After the jersey swap, he said the vibe from the Cyclone students was “hostile,” but that most were just sad about the game outcome. Some fans threw cups at him during a second-half bathroom trip.
In the waning minutes of the Vols’ win, Kyle rallied Iowa State students around him for one mission: Get Brad Woodson into the game.
“By the end of the game, we started a ‘We Want Brad!’ chant and everyone around me was doing that chant or ‘Let Brad Loose,'” Kyle said.
To his disappointment, Woodson never got any playing time. Kyle said the Tennessee bench kept his spirits up — when the Vols scored, players like Admiral Schofield and Grant Williams were pointing at him in appreciation and celebration. They even clapped along to the “We Want Brad” chants, he added.
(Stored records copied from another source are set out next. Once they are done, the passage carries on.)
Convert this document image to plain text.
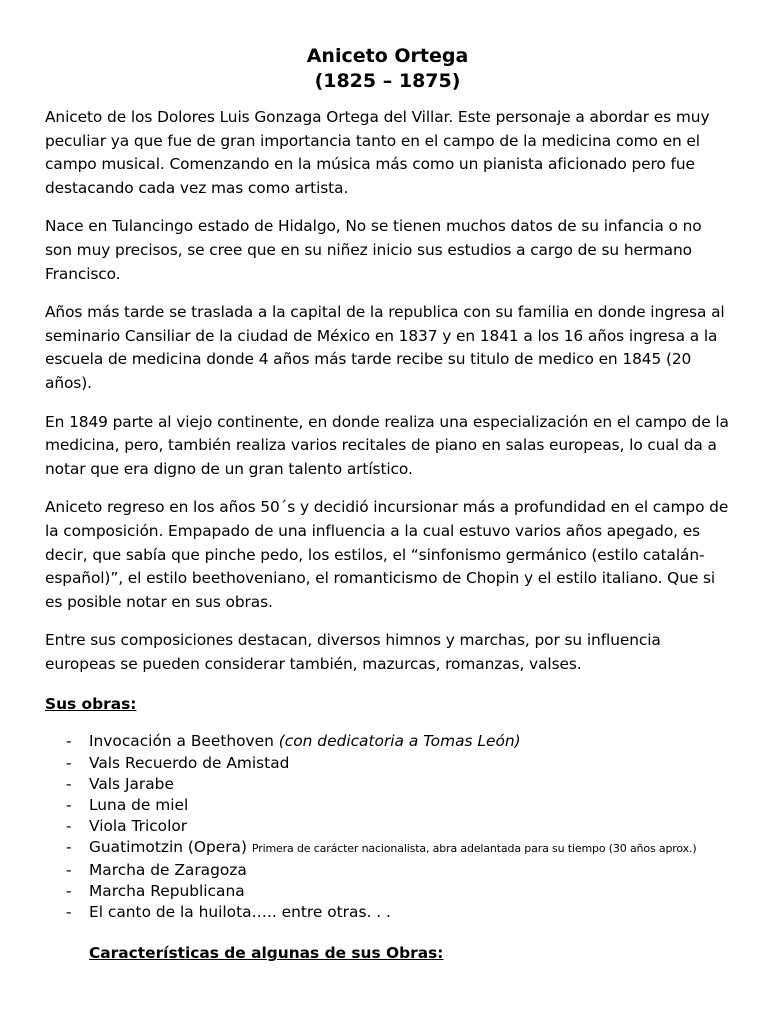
Aniceto Ortega
(1825 – 1875)

Aniceto de los Dolores Luis Gonzaga Ortega del Villar. Este personaje a abordar es muy peculiar ya que fue de gran importancia tanto en el campo de la medicina como en el campo musical. Comenzando en la música más como un pianista aficionado pero fue destacando cada vez mas como artista.

Nace en Tulancingo estado de Hidalgo, No se tienen muchos datos de su infancia o no son muy precisos, se cree que en su niñez inicio sus estudios a cargo de su hermano Francisco.

Años más tarde se traslada a la capital de la republica con su familia en donde ingresa al seminario Cansiliar de la ciudad de México en 1837 y en 1841 a los 16 años ingresa a la escuela de medicina donde 4 años más tarde recibe su titulo de medico en 1845 (20 años).

En 1849 parte al viejo continente, en donde realiza una especialización en el campo de la medicina, pero, también realiza varios recitales de piano en salas europeas, lo cual da a notar que era digno de un gran talento artístico.

Aniceto regreso en los años 50´s y decidió incursionar más a profundidad en el campo de la composición. Empapado de una influencia a la cual estuvo varios años apegado, es decir, que sabía que pinche pedo, los estilos, el “sinfonismo germánico (estilo catalán- español)”, el estilo beethoveniano, el romanticismo de Chopin y el estilo italiano. Que si es posible notar en sus obras.

Entre sus composiciones destacan, diversos himnos y marchas, por su influencia europeas se pueden considerar también, mazurcas, romanzas, valses.

Sus obras:
- Invocación a Beethoven (con dedicatoria a Tomas León)
- Vals Recuerdo de Amistad
- Vals Jarabe
- Luna de miel
- Viola Tricolor
- Guatimotzin (Opera) Primera de carácter nacionalista, abra adelantada para su tiempo (30 años aprox.)
- Marcha de Zaragoza
- Marcha Republicana
- El canto de la huilota….. entre otras. . .
Características de algunas de sus Obras:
After the game, Kyle waited a while leave Hilton Coliseum in order to avoid wading through a crowded, hostile crowd. Since Saturday, he’s spent plenty of time under a hood and behind sunglasses. However, the social media reaction from Tennessee fans and overall support has potentially inspired a follow-up performance.
“I’ve got a Tennessee football jersey too, so I might just become ‘Tennessee Guy’ and wear a Tennessee jersey to every single Cyclones game I go to from now on,” Kyle said.
He’s never attended a Tennessee football or basketball game in Knoxville, but he’s hoping too. He was in attendance for former Vols quarterback Josh Dobbs’ first and last starts — a 31-3 loss at Missouri in 2013 and a 38-24 win over Nebraska in the 2016 Music City Bowl.
As for basketball, he likes that Tennessee players under Rick Barnes hold themselves accountable for bad play or mistakes, even in a win. Does Barnes have his approval as the Vols’ head coach?
“He did until we started chanting at him and he didn’t put Brad Woodson in. Besides that, I think he’s an awesome coach.”